My first task towards understanding the federal spending is to find websites that might explain it for me. After quite a few fruitless google searches, I stumbled upon a pamphlet(pdf) created by the New York Fed back in 2000. The target audience of the pamphlet was kids which is great because it’s explaining things at a level even I can understand.

A lot of the pamphlet is about income and deficit vs surplus etc… The key thing I learned is the two types of federal spending, Mandatory and Discretionary and their differences.

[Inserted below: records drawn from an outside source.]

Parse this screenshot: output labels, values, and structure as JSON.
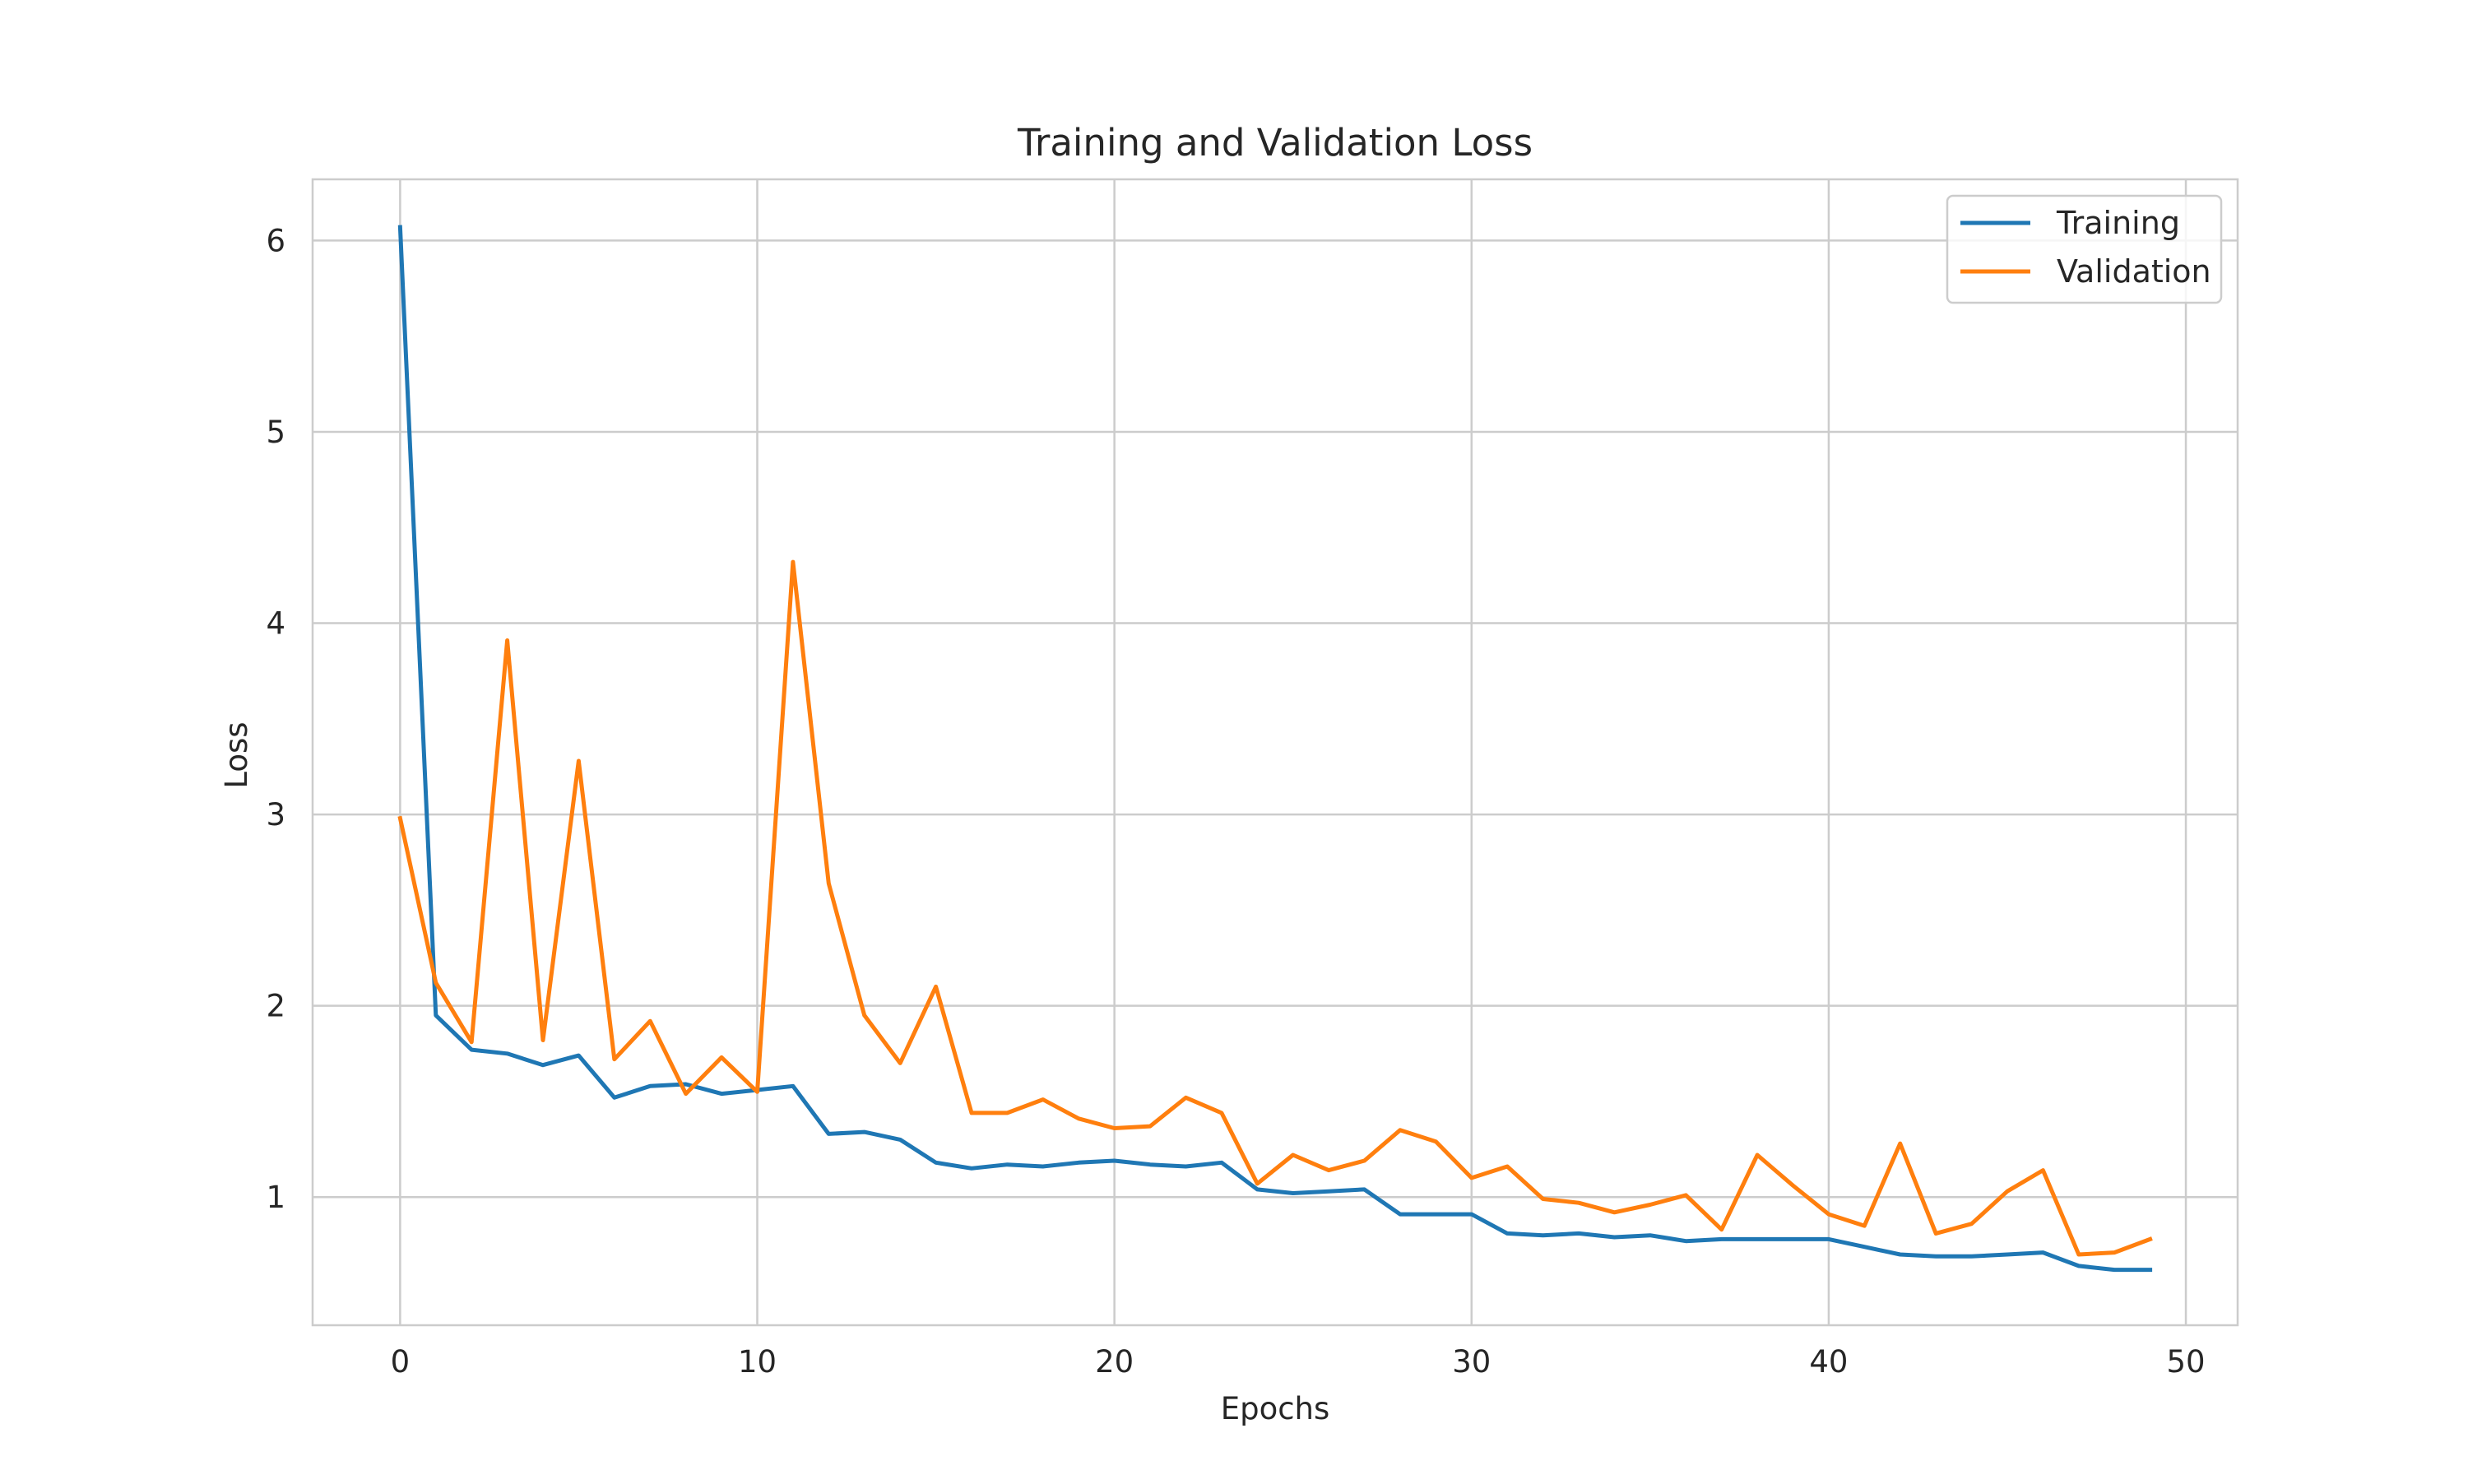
{
  "chart_data": {
    "type": "line",
    "title": "Training and Validation Loss",
    "xlabel": "Epochs",
    "ylabel": "Loss",
    "xlim": [
      -2.45,
      51.45
    ],
    "ylim": [
      0.33,
      6.32
    ],
    "xticks": [
      0,
      10,
      20,
      30,
      40,
      50
    ],
    "yticks": [
      1,
      2,
      3,
      4,
      5,
      6
    ],
    "grid": true,
    "legend_position": "top-right",
    "x": [
      0,
      1,
      2,
      3,
      4,
      5,
      6,
      7,
      8,
      9,
      10,
      11,
      12,
      13,
      14,
      15,
      16,
      17,
      18,
      19,
      20,
      21,
      22,
      23,
      24,
      25,
      26,
      27,
      28,
      29,
      30,
      31,
      32,
      33,
      34,
      35,
      36,
      37,
      38,
      39,
      40,
      41,
      42,
      43,
      44,
      45,
      46,
      47,
      48,
      49
    ],
    "series": [
      {
        "name": "Training",
        "color": "#1f77b4",
        "values": [
          6.07,
          1.95,
          1.77,
          1.75,
          1.69,
          1.74,
          1.52,
          1.58,
          1.59,
          1.54,
          1.56,
          1.58,
          1.33,
          1.34,
          1.3,
          1.18,
          1.15,
          1.17,
          1.16,
          1.18,
          1.19,
          1.17,
          1.16,
          1.18,
          1.04,
          1.02,
          1.03,
          1.04,
          0.91,
          0.91,
          0.91,
          0.81,
          0.8,
          0.81,
          0.79,
          0.8,
          0.77,
          0.78,
          0.78,
          0.78,
          0.78,
          0.74,
          0.7,
          0.69,
          0.69,
          0.7,
          0.71,
          0.64,
          0.62,
          0.62
        ]
      },
      {
        "name": "Validation",
        "color": "#ff7f0e",
        "values": [
          2.98,
          2.12,
          1.81,
          3.91,
          1.82,
          3.28,
          1.72,
          1.92,
          1.54,
          1.73,
          1.55,
          4.32,
          2.64,
          1.95,
          1.7,
          2.1,
          1.44,
          1.44,
          1.51,
          1.41,
          1.36,
          1.37,
          1.52,
          1.44,
          1.07,
          1.22,
          1.14,
          1.19,
          1.35,
          1.29,
          1.1,
          1.16,
          0.99,
          0.97,
          0.92,
          0.96,
          1.01,
          0.83,
          1.22,
          1.06,
          0.91,
          0.85,
          1.28,
          0.81,
          0.86,
          1.03,
          1.14,
          0.7,
          0.71,
          0.78
        ]
      }
    ]
  }
}
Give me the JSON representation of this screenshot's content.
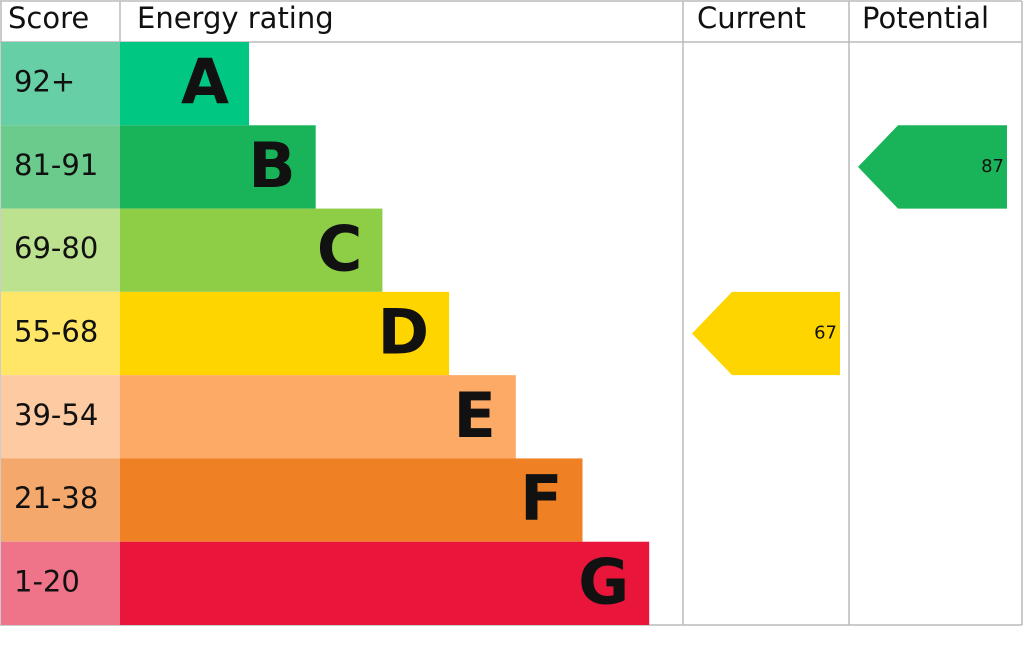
{
  "chart_data": {
    "type": "epc",
    "headers": [
      "Score",
      "Energy rating",
      "Current",
      "Potential"
    ],
    "bands": [
      {
        "score": "92+",
        "letter": "A",
        "color": "#00c781",
        "score_color": "#66cfa6"
      },
      {
        "score": "81-91",
        "letter": "B",
        "color": "#19b459",
        "score_color": "#6acb8c"
      },
      {
        "score": "69-80",
        "letter": "C",
        "color": "#8dce46",
        "score_color": "#bde28f"
      },
      {
        "score": "55-68",
        "letter": "D",
        "color": "#ffd500",
        "score_color": "#ffe666"
      },
      {
        "score": "39-54",
        "letter": "E",
        "color": "#fcaa65",
        "score_color": "#fdcaa1"
      },
      {
        "score": "21-38",
        "letter": "F",
        "color": "#ef8023",
        "score_color": "#f4a86c"
      },
      {
        "score": "1-20",
        "letter": "G",
        "color": "#e9153b",
        "score_color": "#f07489"
      }
    ],
    "current": {
      "value": 67,
      "color": "#ffd500"
    },
    "potential": {
      "value": 87,
      "color": "#19b459"
    }
  }
}
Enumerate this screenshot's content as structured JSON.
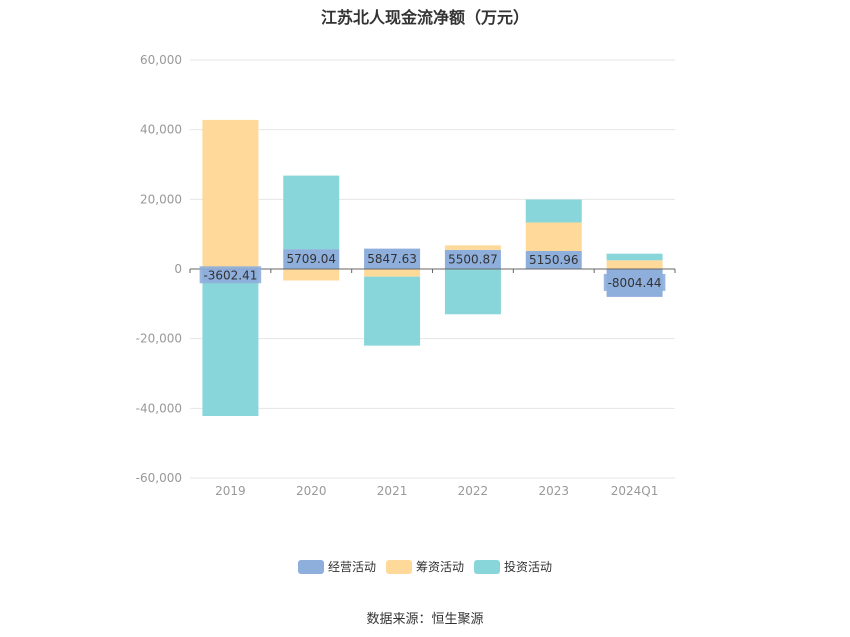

The federal government’s budget contains both mandatory and discretionary elements. Consider, for example, Social Security, which accounts for more than 20 percent of total federal expenditures. (Social Security is a program that taxes people when they are working, and then provides them with income when they retire; it also provides income for workers who become disabled and for the dependents of workers who die.) By law, the government has to pay Social Security benefits to anyone who qualifies for them.

[snip]

Other examples of mandatory spending are Medicare, Medicaid, benefits to retired civil servants, and interest on the debt that the government has accumulated over the years. (Medicare is a program that pays for health care for the elderly and certain disabled persons, while Medicaid is a joint federal-state program that provides medical assistance to low-income persons.) In contrast, spending on items such as national defense, space exploration, and the FBI is discretionary; the government can do more or less of it, as it decides.

There was a chart accompanying the description, but being from 2000 was quite out of date so I decided to omit it. This is great info, unfortunately I’m not any closer to understanding how much money is being spent on what.